Sa. Okt 1st, 2022

Die Human Rights Foundation (HRF) hat einen Bitcoin Development Funds zur Unterstützung von Bitcoin-Projekten mit einem Volumen von 325.000 US-Dollar aufgelegt. Zu den geförderten Projekten gehören unter anderem auch Bildungsaktivitäten im Krypto-Bereich.

Am 6. September 2022 verkündete die Non-Profit-Organisation HRF im Rahmen einer Pressemitteilung, dass sie gewillt ist, Krypto-Projekte aus ihrem Bitcoin Development Fonds mit insgesamt 325.000 US-Dollar zu unterstützen. Damit verfolgt die Organisation die folgenden Ziele:

  • Förderung „zensurresistenter“ Spenden
  • Core-Entwicklungen
  • Open-Source-Selbstverwahrung
  • Chaumian E-Cash
  • Globale Bildung

Aufgeteilt wurde das Kapital auf acht Projekte, die sich unter anderem mit der Entwicklung von Bitcoin und/oder Open-Source-Anwendungen beschäftigen:

BTCPay erhielt mit 100’000 US-Dollar den Löwenanteil. HRF begründete die Zuwendung damit, dass es BTCPay ermöglicht, dass Aktivisten und Dissidenten unzensierbare Zahlungen, die nicht eingefroren werden können, global in Bitcoin empfangen oder auch leisten können.

Die russische Nachrichtenagentur Novaya Gazeta bekam ungefähr 25.000 US-Dollar. Dahinter verbirgt sich der Versuch, ein besseres Verständnis für die Zusammenhänge zwischen Kryptowährungen und Menschenrechten insbesondere im Kontext des Ukrainekrieges zu gewinnen.

 

Die Förderung von Bitcoin & Co. hat System

In den vergangenen zwei Jahren wurden über 1,5 Millionen US-Dollar zu einem großen Teil in BTC bereitgestellt.

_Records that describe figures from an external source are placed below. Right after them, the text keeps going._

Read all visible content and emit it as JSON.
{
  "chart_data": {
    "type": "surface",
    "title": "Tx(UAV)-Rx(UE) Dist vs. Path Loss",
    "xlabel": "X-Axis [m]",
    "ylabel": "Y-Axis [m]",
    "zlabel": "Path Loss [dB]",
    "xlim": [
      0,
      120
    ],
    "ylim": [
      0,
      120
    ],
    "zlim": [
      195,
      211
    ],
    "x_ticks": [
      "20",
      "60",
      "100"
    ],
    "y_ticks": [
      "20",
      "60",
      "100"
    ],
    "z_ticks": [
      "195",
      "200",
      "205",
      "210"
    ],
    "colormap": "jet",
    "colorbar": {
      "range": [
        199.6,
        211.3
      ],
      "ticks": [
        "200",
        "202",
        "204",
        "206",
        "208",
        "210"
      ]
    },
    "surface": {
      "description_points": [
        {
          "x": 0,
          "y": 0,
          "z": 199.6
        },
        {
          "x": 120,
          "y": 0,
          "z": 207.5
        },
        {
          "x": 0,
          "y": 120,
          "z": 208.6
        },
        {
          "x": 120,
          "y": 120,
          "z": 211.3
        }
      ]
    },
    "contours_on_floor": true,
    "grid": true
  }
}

Insofern hat sich die gemeinnützige Human Rights Foundation im Krypto-Bereich durchaus zu einem Schwergewicht gemausert. Ihre Intension ist seit ihrer Gründung im Jahre 2005 der Kampf gegen die Tyrannei. Vor diesem Hintergrund arbeitet die Organisation gern eng mit Aktivisten und Aktivistinnen zusammen.

Die Hinwendung zu den Krypto-Währungen hat trotz des damit verbundenen hohen Energieverbrauchs auch wirtschaftspolitische und juristische Gründe. Solange Bargeld kursiert, wird man Korruption und Steuerbetrug nicht wirklich die Stirn bieten können. Erst dann, wenn jede Zahlung für jedes Geschäft digital nachvollziehbar und kontrollierbar ist, können Staaten weitgehend davon ausgehen, dass Steuerhinterziehung der Vergangenheit angehören wird. Die Beträge, die den Regierungen dadurch jedes Jahr verloren gehen, sind immens.

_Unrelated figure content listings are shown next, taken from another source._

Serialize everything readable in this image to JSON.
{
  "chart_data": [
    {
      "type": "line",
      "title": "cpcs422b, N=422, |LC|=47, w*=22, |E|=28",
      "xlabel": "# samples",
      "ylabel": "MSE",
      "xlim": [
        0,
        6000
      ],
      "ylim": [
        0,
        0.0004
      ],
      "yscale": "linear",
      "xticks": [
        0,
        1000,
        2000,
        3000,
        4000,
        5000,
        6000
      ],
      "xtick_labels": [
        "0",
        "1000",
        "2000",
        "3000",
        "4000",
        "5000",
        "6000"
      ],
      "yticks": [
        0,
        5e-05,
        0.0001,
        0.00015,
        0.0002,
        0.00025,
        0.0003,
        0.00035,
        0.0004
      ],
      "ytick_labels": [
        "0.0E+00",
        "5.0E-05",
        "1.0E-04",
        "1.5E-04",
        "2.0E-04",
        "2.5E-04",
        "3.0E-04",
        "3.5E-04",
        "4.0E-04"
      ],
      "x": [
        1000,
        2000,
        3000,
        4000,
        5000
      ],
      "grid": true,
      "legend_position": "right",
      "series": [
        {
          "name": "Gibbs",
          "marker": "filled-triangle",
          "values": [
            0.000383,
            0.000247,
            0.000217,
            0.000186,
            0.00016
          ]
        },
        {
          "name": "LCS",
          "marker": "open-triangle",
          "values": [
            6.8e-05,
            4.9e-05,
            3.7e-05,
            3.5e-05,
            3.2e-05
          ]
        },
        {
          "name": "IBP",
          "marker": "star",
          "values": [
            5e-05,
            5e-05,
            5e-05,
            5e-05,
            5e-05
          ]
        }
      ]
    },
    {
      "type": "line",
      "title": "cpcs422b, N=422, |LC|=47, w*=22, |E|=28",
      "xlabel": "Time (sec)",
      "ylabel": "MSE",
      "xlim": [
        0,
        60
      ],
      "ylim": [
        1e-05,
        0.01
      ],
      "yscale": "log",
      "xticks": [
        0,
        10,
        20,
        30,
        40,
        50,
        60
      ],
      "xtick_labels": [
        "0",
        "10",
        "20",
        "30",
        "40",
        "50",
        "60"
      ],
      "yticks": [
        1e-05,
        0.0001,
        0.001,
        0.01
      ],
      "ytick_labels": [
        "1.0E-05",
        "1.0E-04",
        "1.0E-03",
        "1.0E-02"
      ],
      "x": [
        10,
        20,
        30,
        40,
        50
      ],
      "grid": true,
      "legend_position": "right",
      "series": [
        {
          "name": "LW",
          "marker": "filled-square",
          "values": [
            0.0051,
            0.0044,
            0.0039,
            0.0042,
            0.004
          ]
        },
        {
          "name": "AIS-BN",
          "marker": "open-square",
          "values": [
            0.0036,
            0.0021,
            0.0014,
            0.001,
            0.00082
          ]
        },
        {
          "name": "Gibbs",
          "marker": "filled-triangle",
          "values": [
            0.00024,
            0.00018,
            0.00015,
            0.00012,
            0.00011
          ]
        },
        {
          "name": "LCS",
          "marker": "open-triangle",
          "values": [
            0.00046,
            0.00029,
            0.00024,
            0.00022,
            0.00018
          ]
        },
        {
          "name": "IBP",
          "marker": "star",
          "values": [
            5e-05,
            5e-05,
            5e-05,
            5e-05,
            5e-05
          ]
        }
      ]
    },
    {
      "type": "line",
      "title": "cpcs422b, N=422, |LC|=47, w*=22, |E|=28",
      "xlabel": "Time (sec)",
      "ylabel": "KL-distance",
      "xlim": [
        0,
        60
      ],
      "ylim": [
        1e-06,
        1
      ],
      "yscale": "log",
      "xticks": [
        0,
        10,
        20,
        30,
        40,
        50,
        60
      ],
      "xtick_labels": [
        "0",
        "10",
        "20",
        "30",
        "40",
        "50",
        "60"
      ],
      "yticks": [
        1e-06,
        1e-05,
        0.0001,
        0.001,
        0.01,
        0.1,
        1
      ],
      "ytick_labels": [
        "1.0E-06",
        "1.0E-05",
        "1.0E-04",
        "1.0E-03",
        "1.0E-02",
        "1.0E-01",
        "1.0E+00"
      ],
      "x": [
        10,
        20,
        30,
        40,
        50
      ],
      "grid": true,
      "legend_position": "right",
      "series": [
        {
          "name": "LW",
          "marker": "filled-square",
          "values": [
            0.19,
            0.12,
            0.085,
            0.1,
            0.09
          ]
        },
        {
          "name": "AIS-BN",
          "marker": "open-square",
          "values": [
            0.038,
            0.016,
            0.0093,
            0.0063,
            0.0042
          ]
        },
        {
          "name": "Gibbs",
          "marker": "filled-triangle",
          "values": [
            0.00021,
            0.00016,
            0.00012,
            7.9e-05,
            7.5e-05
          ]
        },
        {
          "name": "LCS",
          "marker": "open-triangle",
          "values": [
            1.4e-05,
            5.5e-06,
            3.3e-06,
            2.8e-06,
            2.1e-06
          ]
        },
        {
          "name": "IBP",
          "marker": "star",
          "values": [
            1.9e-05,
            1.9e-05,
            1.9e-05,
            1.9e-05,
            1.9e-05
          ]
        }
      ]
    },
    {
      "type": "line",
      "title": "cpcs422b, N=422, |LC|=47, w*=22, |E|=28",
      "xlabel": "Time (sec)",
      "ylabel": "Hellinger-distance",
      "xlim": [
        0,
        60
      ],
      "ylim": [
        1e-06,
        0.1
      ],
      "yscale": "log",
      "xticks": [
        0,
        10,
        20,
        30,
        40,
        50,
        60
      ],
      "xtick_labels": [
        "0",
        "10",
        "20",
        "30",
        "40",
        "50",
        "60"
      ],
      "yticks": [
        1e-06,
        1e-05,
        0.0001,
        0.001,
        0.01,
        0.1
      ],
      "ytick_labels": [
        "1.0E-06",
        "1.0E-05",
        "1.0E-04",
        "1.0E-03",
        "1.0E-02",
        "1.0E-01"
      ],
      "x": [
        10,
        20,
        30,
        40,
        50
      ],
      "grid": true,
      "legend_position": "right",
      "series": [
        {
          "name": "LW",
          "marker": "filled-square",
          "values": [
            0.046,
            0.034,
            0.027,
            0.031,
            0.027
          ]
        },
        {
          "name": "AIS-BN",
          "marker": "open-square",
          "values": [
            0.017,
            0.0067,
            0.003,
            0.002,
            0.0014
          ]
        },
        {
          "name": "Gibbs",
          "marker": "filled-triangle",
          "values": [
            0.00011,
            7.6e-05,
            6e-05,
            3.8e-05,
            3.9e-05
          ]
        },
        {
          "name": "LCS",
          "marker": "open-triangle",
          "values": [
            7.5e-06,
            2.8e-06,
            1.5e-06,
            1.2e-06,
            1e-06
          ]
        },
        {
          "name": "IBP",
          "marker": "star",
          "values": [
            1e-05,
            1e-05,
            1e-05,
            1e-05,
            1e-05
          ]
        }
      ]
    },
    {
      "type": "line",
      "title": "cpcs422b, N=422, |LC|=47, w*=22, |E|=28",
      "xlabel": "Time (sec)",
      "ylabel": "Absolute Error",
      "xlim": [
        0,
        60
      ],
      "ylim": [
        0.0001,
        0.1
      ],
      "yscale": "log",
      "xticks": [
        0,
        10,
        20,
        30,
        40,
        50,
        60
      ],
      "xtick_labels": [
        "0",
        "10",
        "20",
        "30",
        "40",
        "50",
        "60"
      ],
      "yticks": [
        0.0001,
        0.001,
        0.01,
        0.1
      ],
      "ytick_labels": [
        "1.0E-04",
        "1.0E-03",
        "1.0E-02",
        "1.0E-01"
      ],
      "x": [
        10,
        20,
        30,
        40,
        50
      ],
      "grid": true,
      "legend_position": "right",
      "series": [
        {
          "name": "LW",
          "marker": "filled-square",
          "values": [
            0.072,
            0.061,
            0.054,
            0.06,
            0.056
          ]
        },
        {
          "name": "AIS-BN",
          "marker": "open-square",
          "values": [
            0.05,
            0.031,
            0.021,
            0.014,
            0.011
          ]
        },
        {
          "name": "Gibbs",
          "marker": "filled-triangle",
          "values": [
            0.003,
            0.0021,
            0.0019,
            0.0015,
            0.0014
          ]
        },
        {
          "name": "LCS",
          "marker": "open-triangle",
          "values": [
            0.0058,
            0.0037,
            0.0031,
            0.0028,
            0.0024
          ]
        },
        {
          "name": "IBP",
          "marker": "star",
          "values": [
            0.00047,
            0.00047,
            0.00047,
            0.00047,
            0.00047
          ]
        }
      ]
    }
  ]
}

Dass durch die Abschaffung des Bargeldes dem sogenannten „Kleinen Mann“ jegliche Bewegungsfreiheit in Sachen „Zuverdienst nebenbei“ genommen wird, wird allgemeinhin als „Kollateralschaden“ wohlwollend in Kauf genommen.

Immerhin bietet die Pseudonymität von Bitcoin ein Stück weit Privacy. Und wer wert auf Privatsphäre legt, kann immer noch digitale Währungen und Privacy Coins wie Monero oder ZCash nutzen. Trotzdem, komplette Anonymität gibt es im Internet nicht (mehr).